Je suis autant déçue de ne pas pouvoir passer du temps avec lui, que soulagée. Quand j'ai accepté de venir avec lui, j'ai pris cette décision sur un coup de tête. J'avais envie d'être à ses côtés, tout simplement. Mais quand il a fait mention du gala, j'ai paniqué. Peu à peu, j'ai réalisé dans quoi je m'embarquais. Je n'ai pas voulu passer une idiote en soufflant le chaud et le froid alors j'ai répondu que ça m'allait.
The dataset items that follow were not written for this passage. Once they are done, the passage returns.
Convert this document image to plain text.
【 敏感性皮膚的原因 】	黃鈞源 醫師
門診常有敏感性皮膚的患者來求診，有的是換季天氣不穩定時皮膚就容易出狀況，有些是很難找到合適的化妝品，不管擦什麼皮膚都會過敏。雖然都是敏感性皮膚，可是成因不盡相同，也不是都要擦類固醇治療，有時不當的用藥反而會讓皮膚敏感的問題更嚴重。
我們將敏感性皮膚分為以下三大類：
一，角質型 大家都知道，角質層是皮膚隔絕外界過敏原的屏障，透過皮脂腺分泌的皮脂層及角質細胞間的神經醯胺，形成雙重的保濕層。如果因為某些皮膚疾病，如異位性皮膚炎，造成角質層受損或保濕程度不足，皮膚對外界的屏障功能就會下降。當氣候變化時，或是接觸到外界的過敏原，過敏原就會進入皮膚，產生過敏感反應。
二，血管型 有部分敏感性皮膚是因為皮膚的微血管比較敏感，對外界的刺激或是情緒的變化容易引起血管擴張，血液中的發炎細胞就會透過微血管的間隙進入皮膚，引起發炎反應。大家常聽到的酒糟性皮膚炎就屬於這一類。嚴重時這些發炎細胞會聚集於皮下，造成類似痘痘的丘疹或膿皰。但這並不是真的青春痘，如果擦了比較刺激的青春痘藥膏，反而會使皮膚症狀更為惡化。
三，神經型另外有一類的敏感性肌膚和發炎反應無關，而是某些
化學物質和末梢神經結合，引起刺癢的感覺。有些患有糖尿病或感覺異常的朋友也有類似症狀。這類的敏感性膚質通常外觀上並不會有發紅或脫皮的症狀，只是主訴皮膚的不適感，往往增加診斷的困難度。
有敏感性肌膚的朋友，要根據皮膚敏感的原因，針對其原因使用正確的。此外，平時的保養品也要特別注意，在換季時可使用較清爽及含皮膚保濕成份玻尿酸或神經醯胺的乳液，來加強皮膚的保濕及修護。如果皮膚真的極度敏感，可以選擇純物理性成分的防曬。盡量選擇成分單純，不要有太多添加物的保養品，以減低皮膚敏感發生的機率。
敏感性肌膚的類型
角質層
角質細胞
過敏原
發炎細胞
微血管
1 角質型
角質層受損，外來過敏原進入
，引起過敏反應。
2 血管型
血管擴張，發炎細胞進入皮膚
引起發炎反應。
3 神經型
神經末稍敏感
En réalité, je ne sais pas. Peut-être me suis-je un peu emballée en prétendre pouvoir affronter le feu des projecteurs ?

J'ai besoin de faire le point, c'est donc très bien d'être seule aujourd'hui. Et puis je n'ai pas remis les pieds à Nashville depuis des lustres. C'est l'occasion de retrouver les coins que j'appréciais.
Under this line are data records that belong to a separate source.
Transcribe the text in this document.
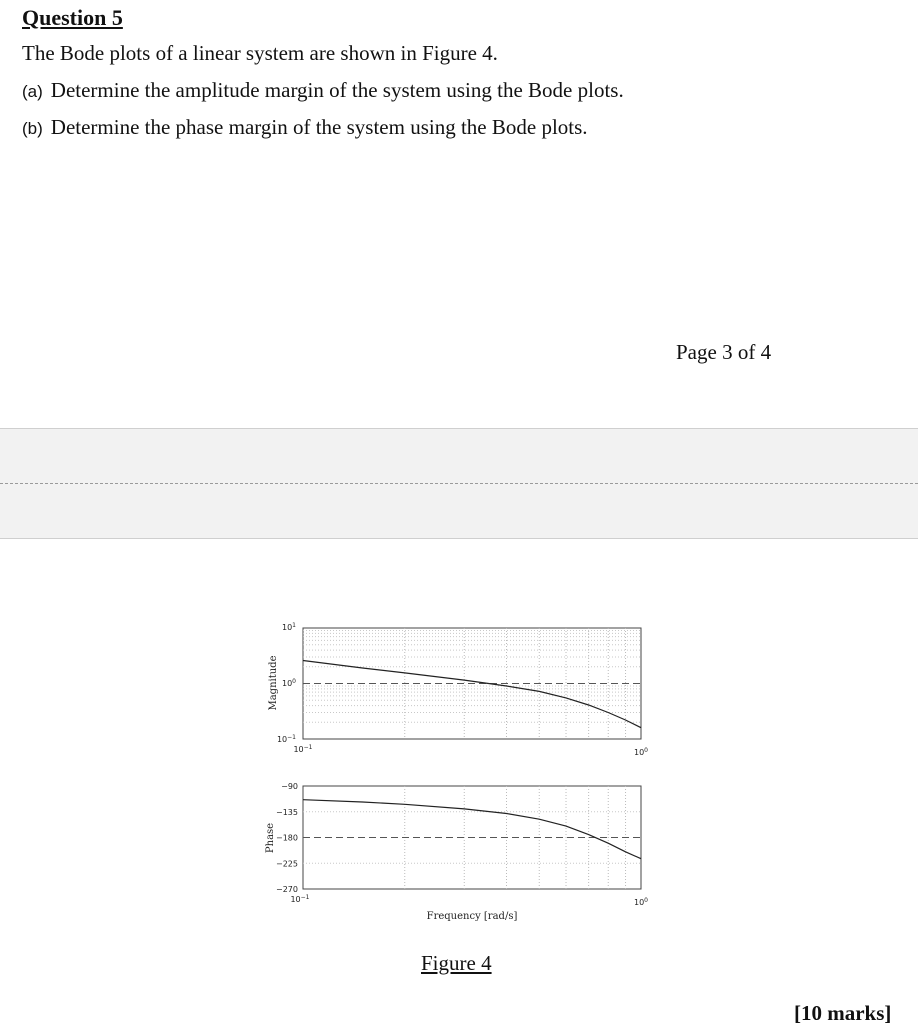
Question 5
The Bode plots of a linear system are shown in Figure 4.
(a) Determine the amplitude margin of the system using the Bode plots.
(b) Determine the phase margin of the system using the Bode plots.
Page 3 of 4
$10^1$
$10^0$
$10^{-1}$
$10^{-1}$
$10^0$
Magnitude
−90
−135
−180
−225
−270
$10^{-1}$
$10^0$
Phase
Frequency [rad/s]
Figure 4
[10 marks]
— Je devrais pas rentrer trop tard. On se voit ce soir ?

— Oui, ça me va.

— Super. Passe une bonne journée.

Il dépose un baiser sur le haut de ma tête et me lâche. Quelques secondes plus tard, j'entends les portes de l'ascenseur se refermer, signe qu'il vient de partir. Je regagne l'immense salon. Hier, je n'avais pas fait attention à la décoration. J'ai tout de suite été happée par les grandes baies vitrées qui donnent une vue imprenable sur la ville et qui rendent la pièce lumineuse, aérée. Pourtant, un je-ne-sais-quoi dans cet appartement me gêne. Je crois comprendre le sentiment de Grant quand il dit qu'il étouffe ici. C'est trop impersonnel. Il n'y a même pas une photo de famille ou de Jamyson et Grant. Et ce manque de couleur, combiné avec les lignes droites des meubles, rend l'environnement très froid.

J'attrape mon sac et enfile ma paire de chaussures. Nashville regorge de petites boutiques dans lesquelles je suis certaine de trouver des choses sympas pour égayer l'appartement de Grant. Ça lui fera une surprise quand il rentrera ce soir. Et puis, je me sens redevable. J'ai l'impression de vivre pleinement ma vie depuis que nous nous sommes croisés à la plage. Je ne me suis jamais sentie aussi vivante.

Dans le hall d'entrée au design aussi élégant et épuré que l'appartement de Grant, je passe devant le fameux vigile. Il me salue avant de se lever de son bureau pour m'ouvrir la porte. Son costume noir épouse à la perfection son imposante carrure. Malgré son sourire chaleureux, il a quelque chose d'intimidant.

— Merci, murmuré-je.

— C'est un plaisir, madame. Je vous souhaite une agréable journée.

Tout ce cérémonial est un peu gênant. Je ne traîne pas plus longtemps.

Ça fait des années que je n'ai pas été me balader dans Nashville. Petite, j'allais souvent pique-niquer avec mes parents le weekend, dans le parc qui entoure le Parthénon. On en profitait pour jouer au frisbee, prendre une glace chez le marchand ambulant et faire une sieste à l'ombre des grands chênes.

D'instinct, mes vieux souvenirs m'entraînent vers cet endroit. Sur le chemin, je traverse des rues animées par les livraisons des différents bars et restaurants aux façades recouvertes de briques rouges. Une délicieuse odeur de muffins m'attire dans un café que j'avais l'habitude de fréquenter avec mes parents. Mon estomac me rappelle que je n'ai rien mangé depuis hier midi. Je décide donc d'y prendre une collation.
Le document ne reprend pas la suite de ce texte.